The button was created using the rounded rectangle tool, dragged out to 60 pixels tall by three columns wide. I applied a layer style to the button having a stroke of 1px in a darker colour and a gradient overlay white to black set to 8% opacity.
The icon was created using Font Awesome, you can download the font and use it within Photoshop. I selected a darker shade for the icon and white for the button text.
The services section is merely an icon, created as per the button icon, title and a short teaser text. This is repeated three times. For a mock up you can create one service then copy and paste it across the page.
Creating the Recent Works Carousel
This element will be another sliding carousel, this time however showing four small icons instead of one large image. In terms of creating the design in Photoshop, I've simple inserted four images with consistent width and heigh, added a copy of the two arrows from the top carousel scaled down and inserted a title heading.

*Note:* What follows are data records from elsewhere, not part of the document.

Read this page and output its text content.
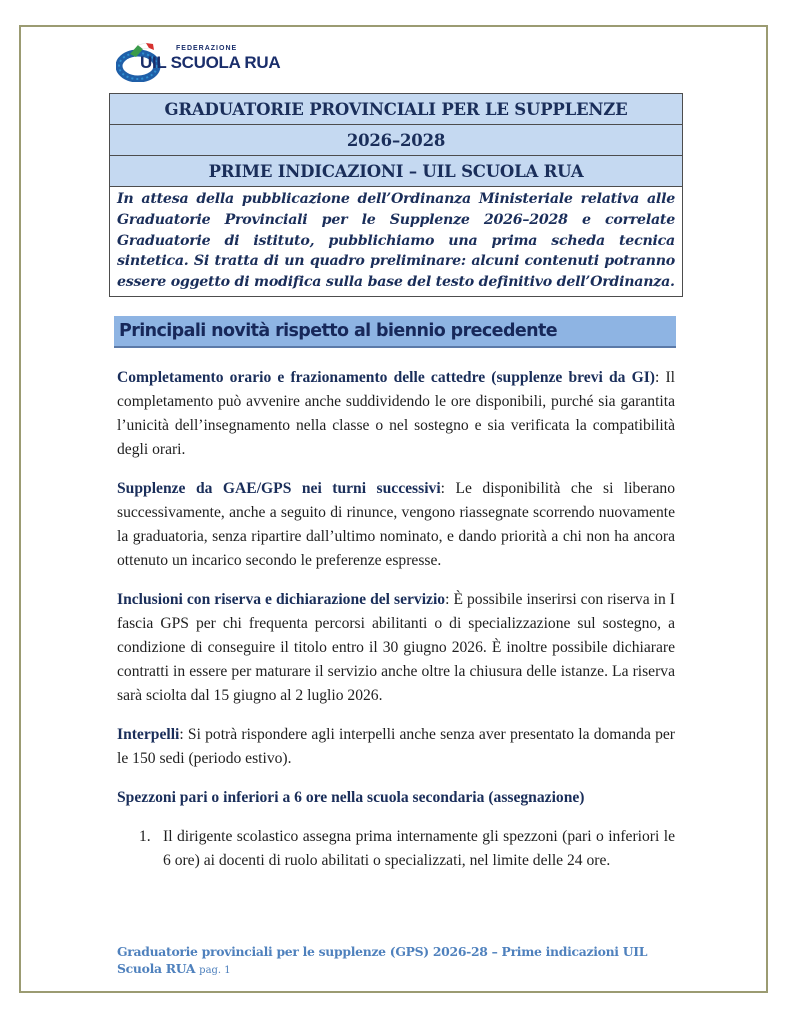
FEDERAZIONE
UIL SCUOLA RUA
GRADUATORIE PROVINCIALI PER LE SUPPLENZE
2026–2028
PRIME INDICAZIONI – UIL SCUOLA RUA
In attesa della pubblicazione dell’Ordinanza Ministeriale relativa alle Graduatorie Provinciali per le Supplenze 2026–2028 e correlate Graduatorie di istituto, pubblichiamo una prima scheda tecnica sintetica. Si tratta di un quadro preliminare: alcuni contenuti potranno essere oggetto di modifica sulla base del testo definitivo dell’Ordinanza.
Principali novità rispetto al biennio precedente

Completamento orario e frazionamento delle cattedre (supplenze brevi da GI): Il completamento può avvenire anche suddividendo le ore disponibili, purché sia garantita l’unicità dell’insegnamento nella classe o nel sostegno e sia verificata la compatibilità degli orari.

Supplenze da GAE/GPS nei turni successivi: Le disponibilità che si liberano successivamente, anche a seguito di rinunce, vengono riassegnate scorrendo nuovamente la graduatoria, senza ripartire dall’ultimo nominato, e dando priorità a chi non ha ancora ottenuto un incarico secondo le preferenze espresse.

Inclusioni con riserva e dichiarazione del servizio: È possibile inserirsi con riserva in I fascia GPS per chi frequenta percorsi abilitanti o di specializzazione sul sostegno, a condizione di conseguire il titolo entro il 30 giugno 2026. È inoltre possibile dichiarare contratti in essere per maturare il servizio anche oltre la chiusura delle istanze. La riserva sarà sciolta dal 15 giugno al 2 luglio 2026.

Interpelli: Si potrà rispondere agli interpelli anche senza aver presentato la domanda per le 150 sedi (periodo estivo).

Spezzoni pari o inferiori a 6 ore nella scuola secondaria (assegnazione)

1. Il dirigente scolastico assegna prima internamente gli spezzoni (pari o inferiori le 6 ore) ai docenti di ruolo abilitati o specializzati, nel limite delle 24 ore.
Graduatorie provinciali per le supplenze (GPS) 2026-28 – Prime indicazioni UIL Scuola RUA pag. 1
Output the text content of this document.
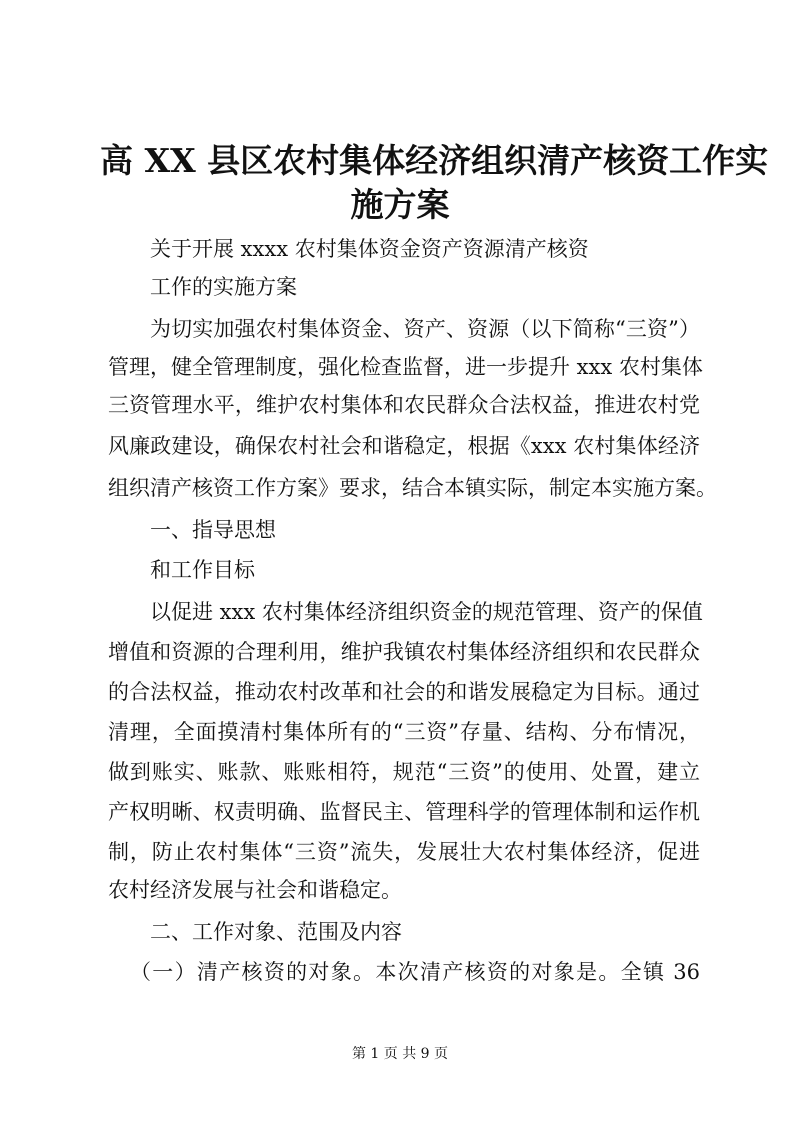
高 XX 县区农村集体经济组织清产核资工作实
施方案
关于开展 xxxx 农村集体资金资产资源清产核资
工作的实施方案
为切实加强农村集体资金、资产、资源（以下简称“三资”）
管理，健全管理制度，强化检查监督，进一步提升 xxx 农村集体
三资管理水平，维护农村集体和农民群众合法权益，推进农村党
风廉政建设，确保农村社会和谐稳定，根据《xxx 农村集体经济
组织清产核资工作方案》要求，结合本镇实际，制定本实施方案。
一、指导思想
和工作目标
以促进 xxx 农村集体经济组织资金的规范管理、资产的保值
增值和资源的合理利用，维护我镇农村集体经济组织和农民群众
的合法权益，推动农村改革和社会的和谐发展稳定为目标。通过
清理，全面摸清村集体所有的“三资”存量、结构、分布情况，
做到账实、账款、账账相符，规范“三资”的使用、处置，建立
产权明晰、权责明确、监督民主、管理科学的管理体制和运作机
制，防止农村集体“三资”流失，发展壮大农村集体经济，促进
农村经济发展与社会和谐稳定。
二、工作对象、范围及内容
（一）清产核资的对象。本次清产核资的对象是。全镇 36
第 1 页 共 9 页
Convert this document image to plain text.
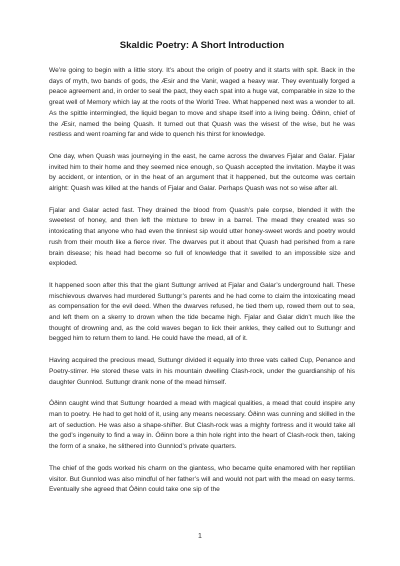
Skaldic Poetry: A Short Introduction

We’re going to begin with a little story. It’s about the origin of poetry and it starts with spit. Back in the days of myth, two bands of gods, the Æsir and the Vanir, waged a heavy war. They eventually forged a peace agreement and, in order to seal the pact, they each spat into a huge vat, comparable in size to the great well of Memory which lay at the roots of the World Tree. What happened next was a wonder to all. As the spittle intermingled, the liquid began to move and shape itself into a living being. Óðinn, chief of the Æsir, named the being Quash. It turned out that Quash was the wisest of the wise, but he was restless and went roaming far and wide to quench his thirst for knowledge.

One day, when Quash was journeying in the east, he came across the dwarves Fjalar and Galar. Fjalar invited him to their home and they seemed nice enough, so Quash accepted the invitation. Maybe it was by accident, or intention, or in the heat of an argument that it happened, but the outcome was certain alright: Quash was killed at the hands of Fjalar and Galar. Perhaps Quash was not so wise after all.

Fjalar and Galar acted fast. They drained the blood from Quash’s pale corpse, blended it with the sweetest of honey, and then left the mixture to brew in a barrel. The mead they created was so intoxicating that anyone who had even the tinniest sip would utter honey-sweet words and poetry would rush from their mouth like a fierce river. The dwarves put it about that Quash had perished from a rare brain disease; his head had become so full of knowledge that it swelled to an impossible size and exploded.

It happened soon after this that the giant Suttungr arrived at Fjalar and Galar’s underground hall. These mischievous dwarves had murdered Suttungr’s parents and he had come to claim the intoxicating mead as compensation for the evil deed. When the dwarves refused, he tied them up, rowed them out to sea, and left them on a skerry to drown when the tide became high. Fjalar and Galar didn’t much like the thought of drowning and, as the cold waves began to lick their ankles, they called out to Suttungr and begged him to return them to land. He could have the mead, all of it.

Having acquired the precious mead, Suttungr divided it equally into three vats called Cup, Penance and Poetry-stirrer. He stored these vats in his mountain dwelling Clash-rock, under the guardianship of his daughter Gunnlod. Suttungr drank none of the mead himself.

Óðinn caught wind that Suttungr hoarded a mead with magical qualities, a mead that could inspire any man to poetry. He had to get hold of it, using any means necessary. Óðinn was cunning and skilled in the art of seduction. He was also a shape-shifter. But Clash-rock was a mighty fortress and it would take all the god’s ingenuity to find a way in. Óðinn bore a thin hole right into the heart of Clash-rock then, taking the form of a snake, he slithered into Gunnlod’s private quarters.

The chief of the gods worked his charm on the giantess, who became quite enamored with her reptilian visitor. But Gunnlod was also mindful of her father’s will and would not part with the mead on easy terms. Eventually she agreed that Óðinn could take one sip of the

1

For creating thumbnails of the same size, it is useful to create a new document of the size of the thumbnails. From here you can insert the image to create the thumbnail for and use the transform tool to resize and crop to the required size.
Creating Bullet Point List and Blockquote
The bullet pointed list of reasons why customers should choose us is a simple bullet point list with a Font-Awesome icon replacing the standard circle or dot. These are created from two text blocks, one blue with Font-Awesome as the font, the other grey with standard font.
The blockquotes are simple a light grey box with italic fonts used.